Qual foi o impacto do teto Temer sobre o gasto primário?
Fazendo a conta certa, o teto Temer, que completou cinco anos de vigência em 2021, não reduziu, mas também não aumentou o gasto primário da União em proporção do PIB. A magnitude da mudança varia substancialmente de acordo com o conceito de gasto utilizado.
Criado em 2016, com vigência a partir de 2017, o atual teto de gasto completou cinco anos em 2021. Os defensores da medida dizem que ela foi importante para diminuir o gasto primário da União. Isso de fato aconteceu, mas a magnitude da redução varia substancialmente de acordo com o conceito de gasto utilizado pelo analista. Comecemos pelos números publicados pelo Tesouro Nacional na semana passada.
A despesa primária da União foi de 19,4% do PIB em 2015 e subiu para 19,9% do PIB, em 2016, devido à expansão fiscal adotada antes da adoção do teto Temer (o “banquete em véspera de dieta”). Cinco anos depois, em 2021, o gasto primário da União foi de 18,6% do PIB, ou seja uma redução de 1,3 ponto percentual (pp) do PIB em relação ao verificado em 2016, como apresentado na figura 1. Por esse critério houve grande redução do gasto primário da União. Aplausos ao teto Temer!
FIGURA 1
Alguns defensores mais empolgados do teto Temer chegam a dizer que a redução do gasto teria sido maior se o PIB tivesse crescido mais rápido, mas esse tipo de afirmativa cai naquela piada do economista ideológico que, diante de uma divergência entre a teoria e os fatos, fica sempre do lado da teoria e diz que errado está o mundo.
No mundo dos economistas não ideológicos, cabe perguntar se redução do gasto primário foi mesmo de 1,3 pp do PIB como apresentado na figura 1. Eu acho que não por dois motivos.

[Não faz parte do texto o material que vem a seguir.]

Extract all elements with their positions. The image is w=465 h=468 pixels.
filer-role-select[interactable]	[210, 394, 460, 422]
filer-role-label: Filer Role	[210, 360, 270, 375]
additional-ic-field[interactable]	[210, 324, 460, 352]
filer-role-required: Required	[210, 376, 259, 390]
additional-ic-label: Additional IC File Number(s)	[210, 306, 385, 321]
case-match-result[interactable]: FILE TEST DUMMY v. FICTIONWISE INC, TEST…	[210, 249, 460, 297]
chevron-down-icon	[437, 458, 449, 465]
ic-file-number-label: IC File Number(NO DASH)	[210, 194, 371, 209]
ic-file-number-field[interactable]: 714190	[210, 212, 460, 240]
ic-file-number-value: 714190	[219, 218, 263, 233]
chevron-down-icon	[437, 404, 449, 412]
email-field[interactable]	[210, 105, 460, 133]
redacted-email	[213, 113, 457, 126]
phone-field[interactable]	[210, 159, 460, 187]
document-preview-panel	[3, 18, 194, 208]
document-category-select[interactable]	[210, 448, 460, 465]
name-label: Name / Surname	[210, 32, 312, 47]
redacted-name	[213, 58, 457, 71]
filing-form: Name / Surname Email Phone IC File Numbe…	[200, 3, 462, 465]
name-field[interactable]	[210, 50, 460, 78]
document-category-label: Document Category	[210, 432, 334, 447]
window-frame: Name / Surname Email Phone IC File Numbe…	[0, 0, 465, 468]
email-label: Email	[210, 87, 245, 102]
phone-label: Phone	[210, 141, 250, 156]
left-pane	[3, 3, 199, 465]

Em primeiro lugar, como a expansão fiscal de 2016 foi parte das medidas preparatórias do teto Temer (“primeiro aumenta o gasto, depois coloca o teto”), acho mais correto comparar o gasto de 2021 (18,6% do PIB) com o gasto de 2015 (19,4% do PIB). Nessa base de comparação o gasto caiu 0,8 pp do PIB em cinco anos. Houve redução, mas menor do que os 1,3 pp do PIB apontados na figura 1.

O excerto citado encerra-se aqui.